Note how practical this lady was. She first of all noticed Elisha, then she clearly put a lot of thought into what his needs would be. I imagine she tried to put herself in his shoes and think carefully what would be most helpful to him. Perhaps God has been putting some people in your heart that he would like you to show kindness to. Pray that He will help you to be creative and practical in what you could do.
This lady used her resources (we are told she was rich) to meet someone else’s needs. You maybe don’t feel that you’re in a position to use your money to show kindness if you have no income, but you may have the resource of being young, fit and energetic! Are there elderly people in your life who would really benefit from those resources, especially in these cold months and long dark nights? Pray that God will help us notice, then be creative and practical!

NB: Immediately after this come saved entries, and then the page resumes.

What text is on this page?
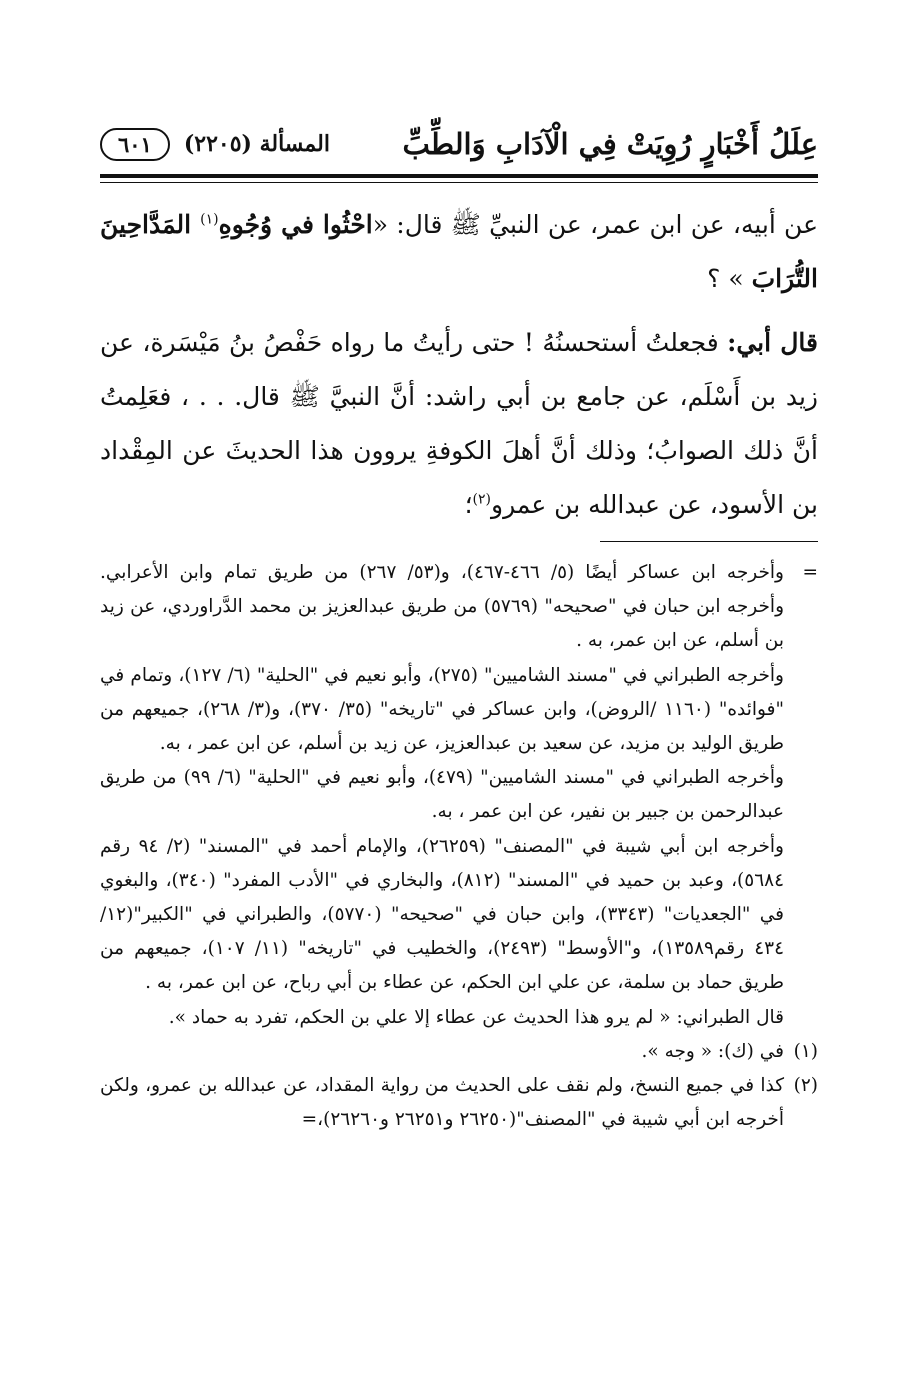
عِلَلُ أَخْبَارٍ رُوِيَتْ فِي الْآدَابِ وَالطِّبِّ
المسألة (٢٢٠٥)
٦٠١

عن أبيه، عن ابن عمر، عن النبيِّ ﷺ قال: «احْثُوا في وُجُوهِ$^{(١)}$ المَدَّاحِينَ التُّرَابَ » ؟

قال أبي: فجعلتُ أستحسنُهُ ! حتى رأيتُ ما رواه حَفْصُ بنُ مَيْسَرة، عن زيد بن أَسْلَم، عن جامع بن أبي راشد: أنَّ النبيَّ ﷺ قال. . . ، فعَلِمتُ أنَّ ذلك الصوابُ؛ وذلك أنَّ أهلَ الكوفةِ يروون هذا الحديثَ عن المِقْداد بن الأسود، عن عبدالله بن عمرو$^{(٢)}$؛

=

وأخرجه ابن عساكر أيضًا (٥/ ٤٦٦-٤٦٧)، و(٥٣/ ٢٦٧) من طريق تمام وابن الأعرابي. وأخرجه ابن حبان في "صحيحه" (٥٧٦٩) من طريق عبدالعزيز بن محمد الدَّراوردي، عن زيد بن أسلم، عن ابن عمر، به .

وأخرجه الطبراني في "مسند الشاميين" (٢٧٥)، وأبو نعيم في "الحلية" (٦/ ١٢٧)، وتمام في "فوائده" (١١٦٠ /الروض)، وابن عساكر في "تاريخه" (٣٥/ ٣٧٠)، و(٣/ ٢٦٨)، جميعهم من طريق الوليد بن مزيد، عن سعيد بن عبدالعزيز، عن زيد بن أسلم، عن ابن عمر ، به.

وأخرجه الطبراني في "مسند الشاميين" (٤٧٩)، وأبو نعيم في "الحلية" (٦/ ٩٩) من طريق عبدالرحمن بن جبير بن نفير، عن ابن عمر ، به.

وأخرجه ابن أبي شيبة في "المصنف" (٢٦٢٥٩)، والإمام أحمد في "المسند" (٢/ ٩٤ رقم ٥٦٨٤)، وعبد بن حميد في "المسند" (٨١٢)، والبخاري في "الأدب المفرد" (٣٤٠)، والبغوي في "الجعديات" (٣٣٤٣)، وابن حبان في "صحيحه" (٥٧٧٠)، والطبراني في "الكبير"(١٢/ ٤٣٤ رقم١٣٥٨٩)، و"الأوسط" (٢٤٩٣)، والخطيب في "تاريخه" (١١/ ١٠٧)، جميعهم من طريق حماد بن سلمة، عن علي ابن الحكم، عن عطاء بن أبي رباح، عن ابن عمر، به .

قال الطبراني: « لم يرو هذا الحديث عن عطاء إلا علي بن الحكم، تفرد به حماد ».

(١)

في (ك): « وجه ».

(٢)

كذا في جميع النسخ، ولم نقف على الحديث من رواية المقداد، عن عبدالله بن عمرو، ولكن أخرجه ابن أبي شيبة في "المصنف"(٢٦٢٥٠ و٢٦٢٥١ و٢٦٢٦٠)،=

The story of David and Mephibosheth is a lovely picture of how God shows loving-kindness to us.
Song of Solomon 2 v 4 reads
“He brought me to the banqueting house, and his banner over me was love.”

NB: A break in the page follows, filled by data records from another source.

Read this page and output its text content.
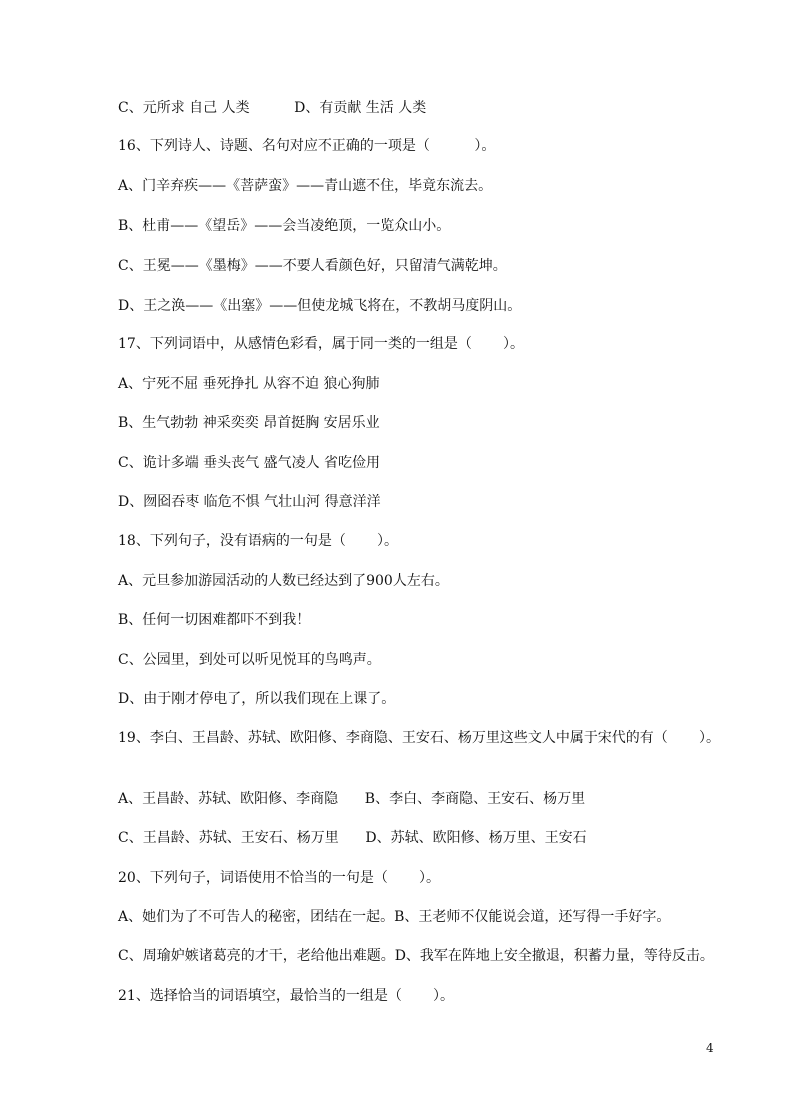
C、元所求 自己 人类          D、有贡献 生活 人类
16、下列诗人、诗题、名句对应不正确的一项是（          ）。
A、门辛弃疾——《菩萨蛮》——青山遮不住，毕竟东流去。
B、杜甫——《望岳》——会当凌绝顶，一览众山小。
C、王冕——《墨梅》——不要人看颜色好，只留清气满乾坤。
D、王之涣——《出塞》——但使龙城飞将在，不教胡马度阴山。
17、下列词语中，从感情色彩看，属于同一类的一组是（       ）。
A、宁死不屈 垂死挣扎 从容不迫 狼心狗肺
B、生气勃勃 神采奕奕 昂首挺胸 安居乐业
C、诡计多端 垂头丧气 盛气凌人 省吃俭用
D、囫囵吞枣 临危不惧 气壮山河 得意洋洋
18、下列句子，没有语病的一句是（       ）。
A、元旦参加游园活动的人数已经达到了900人左右。
B、任何一切困难都吓不到我！
C、公园里，到处可以听见悦耳的鸟鸣声。
D、由于刚才停电了，所以我们现在上课了。
19、李白、王昌龄、苏轼、欧阳修、李商隐、王安石、杨万里这些文人中属于宋代的有（       ）。
A、王昌龄、苏轼、欧阳修、李商隐      B、李白、李商隐、王安石、杨万里
C、王昌龄、苏轼、王安石、杨万里      D、苏轼、欧阳修、杨万里、王安石
20、下列句子，词语使用不恰当的一句是（       ）。
A、她们为了不可告人的秘密，团结在一起。B、王老师不仅能说会道，还写得一手好字。
C、周瑜妒嫉诸葛亮的才干，老给他出难题。D、我军在阵地上安全撤退，积蓄力量，等待反击。
21、选择恰当的词语填空，最恰当的一组是（       ）。
4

Write down some points that we have in common with Mephibosheth and try to imagine what it really meant to the young man to have this undeserved kindness given to him, changing his whole life. We should allow this to give us a whole new appreciation of the kindness that God has shown to us. God gives us the ultimate picture of kindness which becomes vulnerable, when He became a man and allowed other men, who He had created, to abuse Him and nail Him to a cross.